The Pop-Up Globe Theatre Company have made Shakespeare their bread and butter. Staging productions in a bespoke replica of the original London Globe, they now take up the challenge to transfer the experience to theatres around the nation, bringing a Shakespearean experience to the regions.

The plot, familiar to most, centres around the eponymous Hamlet, Prince of Denmark, a whiney, entitled, mentally unstable, emotionally labile procrastinator. On the advice of the spectre of his not-long-dead father, he suspects his uncle of murdering his way to the crown and his mother’s bed. Instead of being an adult about it and confronting the issue head on, he contorts and soliloquises his way through a series of complex plots and dramatics. Along the way he utterly abuses his delightful girlfriend and weak, hand-wringing mother, punching down. He displays shocking double standards, expecting his grief to be indulged and cosseted, while dismissing the grief of others. All of his poor choices and vacillations lead to (spoiler alert) his ultimate demise and the ruination of his court.

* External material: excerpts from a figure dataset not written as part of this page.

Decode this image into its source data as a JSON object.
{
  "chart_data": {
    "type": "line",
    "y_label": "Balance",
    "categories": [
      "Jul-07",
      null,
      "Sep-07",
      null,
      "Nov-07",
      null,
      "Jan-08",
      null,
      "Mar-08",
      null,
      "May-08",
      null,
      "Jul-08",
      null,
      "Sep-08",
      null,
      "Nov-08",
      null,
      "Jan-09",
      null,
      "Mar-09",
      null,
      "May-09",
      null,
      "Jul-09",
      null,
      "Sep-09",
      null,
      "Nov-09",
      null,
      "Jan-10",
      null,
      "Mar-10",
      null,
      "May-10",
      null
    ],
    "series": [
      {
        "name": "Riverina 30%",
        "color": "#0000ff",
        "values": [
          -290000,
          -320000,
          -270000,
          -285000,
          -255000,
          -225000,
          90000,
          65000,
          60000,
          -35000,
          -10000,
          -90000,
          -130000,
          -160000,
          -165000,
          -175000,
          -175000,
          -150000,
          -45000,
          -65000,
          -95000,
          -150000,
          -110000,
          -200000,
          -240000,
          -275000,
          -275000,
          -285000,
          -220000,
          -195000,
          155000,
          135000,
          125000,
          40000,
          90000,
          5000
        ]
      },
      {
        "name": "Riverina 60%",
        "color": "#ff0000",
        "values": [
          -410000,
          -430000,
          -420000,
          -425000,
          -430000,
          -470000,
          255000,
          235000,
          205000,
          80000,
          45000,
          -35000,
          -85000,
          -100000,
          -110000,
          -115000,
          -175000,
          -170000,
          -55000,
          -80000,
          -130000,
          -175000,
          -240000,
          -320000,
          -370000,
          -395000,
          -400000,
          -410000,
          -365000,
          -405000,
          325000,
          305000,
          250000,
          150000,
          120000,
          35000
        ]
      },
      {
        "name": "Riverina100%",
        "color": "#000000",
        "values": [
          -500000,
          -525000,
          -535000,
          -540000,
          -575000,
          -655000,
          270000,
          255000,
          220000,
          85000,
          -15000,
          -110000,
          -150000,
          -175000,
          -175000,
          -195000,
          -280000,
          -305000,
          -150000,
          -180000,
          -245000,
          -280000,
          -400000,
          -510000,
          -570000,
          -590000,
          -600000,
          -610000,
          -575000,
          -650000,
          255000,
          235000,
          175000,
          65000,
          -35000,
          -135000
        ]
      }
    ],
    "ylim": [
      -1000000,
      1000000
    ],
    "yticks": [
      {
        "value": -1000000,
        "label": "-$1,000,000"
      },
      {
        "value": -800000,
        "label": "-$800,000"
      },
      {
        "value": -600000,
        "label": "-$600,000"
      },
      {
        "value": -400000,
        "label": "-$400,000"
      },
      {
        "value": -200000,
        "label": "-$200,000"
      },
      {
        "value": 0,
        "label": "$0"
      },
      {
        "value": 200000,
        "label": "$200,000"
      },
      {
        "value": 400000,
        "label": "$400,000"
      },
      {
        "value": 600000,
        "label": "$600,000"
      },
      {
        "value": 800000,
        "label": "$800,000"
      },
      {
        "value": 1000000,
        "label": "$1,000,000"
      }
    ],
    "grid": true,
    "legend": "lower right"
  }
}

There is such a modern fascination with the tragic figure of the flawed hero, from Don Draper to Tony Soprano, we forget this was a mould cast in the seventeenth century. Indeed Hamlet has much relevance to the world we inhabit today, raising issues of privilege and class, mental health and personal responsibility. It’s a complex work, both in terms of plot, which twists and pivots, and of language — rich and poetic, full of gems of universal truth, and images of breathtaking beauty.

The set design valiantly attempts to transpose a Jacobean theatre onto the art deco surrounds of the Napier Muni. The stage is inscribed in a half circle made of opulent wood panelling, brickwork, tapestries and a mezzanine gallery on which a pair of musicians multitask with a cornucopia of strings and woodwind. Twin columns flank the set, conveying the impression of the original’s ceiling supports. The effect is only partially marred by rows of steel-legged bucket seats that flank the stage. As they have no utility in the action, it can only be assumed they were present as an anchoring device, some last-minute stage management troubleshooting. The chairs notwithstanding, it’s undoubtedly a professional production, sporting bells and whistles such as copious smoke, flaming torches and an igniting sword. Costumes and props are all lush and polished, though here some of the director’s choices become questionable.

While a large portion of the costuming is authentically Jacobean, some veers into the medieval, yet others —the troupe of travelling players — are dress-up-box deco. Odd accents punctuate the piece — a lone musket in a world of swords and daggers; the device of Polonius’ inopportunely ringing cellphone; Bernardo’s moon boot. In some places this works beautifully — Hamlet’s madness accessorised with a two-dollar-shop crown and pink velvet cape; the tradie gravedigger in stubbies and singlet splashing the audience with a coca-cola bottle full of water — in others — the strangely yogic ritualistic hand and breath gestures — it serves as distraction.

The problem with introducing such diverse elements into a piece with this kind of literary and linguistic weight, is one of detraction. The plot and the language in which it is conveyed is itself so robust, that attempts to add frills round the edges only serve to take away from the essence of the piece. There is already enough going on here without pulling the audience away from the words and the story to try to piece together what very clever point the director is trying to make with their temporal and cultural mash up. Whatever way I turn it and squint and hold it up to the light, I can’t quite elicit what that might be, meaning that either it’s sailed cleanly over my head or it quite simply doesn’t exist.